I could go into all the painful parts of this game from the Giants’ perspective, but it’s 1:15 am as I’m writing this, so … they left 15 guys on base. That about does it. Luckily for San Francisco, the Dodgers left 13 men on, thanks to a bullpen that looks better by the day and a scrappy effort from Tim Lincecum.
Lincecum did well to allow just one run. The pitch he threw on a 3-2 count to Juan Uribe, a hanging 81-mph slider in the middle of the plate, deserved to be sent 10 rows deep in the left field bleachers. But Lincecum survived what looked like an impossible task in the fourth inning, when the Dodgers loaded the bases with one out and Lincecum responded by striking out Uribe and Tim Federowicz.
Lincecum seemed to pick up steam after that with a relatively quiet fifth inning, but by then he had thrown 93 pitches and Bruce Bochy replaced him with David Huff in the sixth. Huff was the first of seven relievers used by the Giants, and that’s all they carry.

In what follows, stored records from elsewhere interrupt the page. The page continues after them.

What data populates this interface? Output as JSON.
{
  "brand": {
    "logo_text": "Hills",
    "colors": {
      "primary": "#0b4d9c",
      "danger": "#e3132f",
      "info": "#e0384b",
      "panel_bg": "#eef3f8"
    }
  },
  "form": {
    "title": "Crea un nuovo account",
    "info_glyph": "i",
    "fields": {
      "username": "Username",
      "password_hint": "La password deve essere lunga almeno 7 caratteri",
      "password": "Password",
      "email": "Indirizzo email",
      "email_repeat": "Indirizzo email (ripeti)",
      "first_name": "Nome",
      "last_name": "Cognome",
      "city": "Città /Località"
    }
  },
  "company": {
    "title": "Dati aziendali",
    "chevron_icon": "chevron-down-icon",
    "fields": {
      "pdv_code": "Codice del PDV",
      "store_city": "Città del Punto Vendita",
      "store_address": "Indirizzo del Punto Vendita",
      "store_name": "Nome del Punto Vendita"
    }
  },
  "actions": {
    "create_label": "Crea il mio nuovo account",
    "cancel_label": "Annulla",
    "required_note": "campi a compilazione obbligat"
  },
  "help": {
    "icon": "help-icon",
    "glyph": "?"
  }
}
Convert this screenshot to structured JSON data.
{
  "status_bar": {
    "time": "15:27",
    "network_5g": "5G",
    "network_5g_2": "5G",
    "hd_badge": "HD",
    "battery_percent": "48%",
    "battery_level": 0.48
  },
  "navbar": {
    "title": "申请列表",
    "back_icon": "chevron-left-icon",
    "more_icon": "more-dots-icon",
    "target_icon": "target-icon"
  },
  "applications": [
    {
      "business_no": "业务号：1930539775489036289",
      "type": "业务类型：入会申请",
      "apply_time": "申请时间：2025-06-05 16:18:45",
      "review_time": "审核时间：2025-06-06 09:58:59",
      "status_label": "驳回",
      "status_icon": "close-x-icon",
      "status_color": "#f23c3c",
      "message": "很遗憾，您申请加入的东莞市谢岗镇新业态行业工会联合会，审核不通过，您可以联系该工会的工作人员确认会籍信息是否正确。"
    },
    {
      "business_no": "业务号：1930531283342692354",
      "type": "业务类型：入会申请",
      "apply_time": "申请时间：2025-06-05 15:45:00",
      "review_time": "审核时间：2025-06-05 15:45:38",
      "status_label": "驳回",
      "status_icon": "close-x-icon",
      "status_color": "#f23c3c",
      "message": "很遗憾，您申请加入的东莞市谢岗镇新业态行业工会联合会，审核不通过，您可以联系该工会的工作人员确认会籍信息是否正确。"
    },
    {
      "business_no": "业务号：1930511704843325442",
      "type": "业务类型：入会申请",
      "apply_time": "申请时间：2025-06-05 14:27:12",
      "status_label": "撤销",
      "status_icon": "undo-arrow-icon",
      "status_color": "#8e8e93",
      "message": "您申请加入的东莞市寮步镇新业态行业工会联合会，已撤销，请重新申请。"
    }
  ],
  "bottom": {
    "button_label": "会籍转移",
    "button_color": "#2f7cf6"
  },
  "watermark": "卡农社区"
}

Over seven innings the entire bullpen allowed just one run, when ginger second baseman Turner knocked in Juan Uribe in the seventh to give the Dodgers a 2-1 lead.
The game appeared lost at that point, and I had in fact tried to get myself out of the press box early by writing a few paragraphs about a 2-1 defeat. But the Giants came back in the ninth when Angel Pagan singled and Brandon Belt hit the Giants’ first and only extra-base hit of the night, a double down the left field line that brought in Pagan when Andre Ethier couldn’t come up with the ball cleanly.
Extra BASGs
— Mike Morse got hit in the elbow by a Josh Beckett fastball, but he stayed in the game. Afterward I saw him singing along to “The Man” by Aloe Blacc (the song in all those Beats ads) at his locker.
— Lincecum’s strikeout-to-walk ratio is a robust 17-to-1 these days, and I asked him if that was what he was aiming for this season. Get it? “Aiming for”? Leave me alone, it’s time for last call.
“Yeah, definitely. I think I’m trying to attack the zone a little bit more. Guys are being aggressive off me, so I’ve got to work around that a little bit more,” he said.
— For any of you wondering, what Belt was doing to Sanchez up above was not a “turkey tap.” Turkey taps are done to the frontal, err, region.
— Tuesday night’s (and Wednesday morning’s) game didn’t move all that quickly early on, and ended up lasting 4:54. The famous 16-inning game between the Giants and the Milwaukee Braves, where both Warren Spahn and Juan Marichal went the distance, lasted 4:10.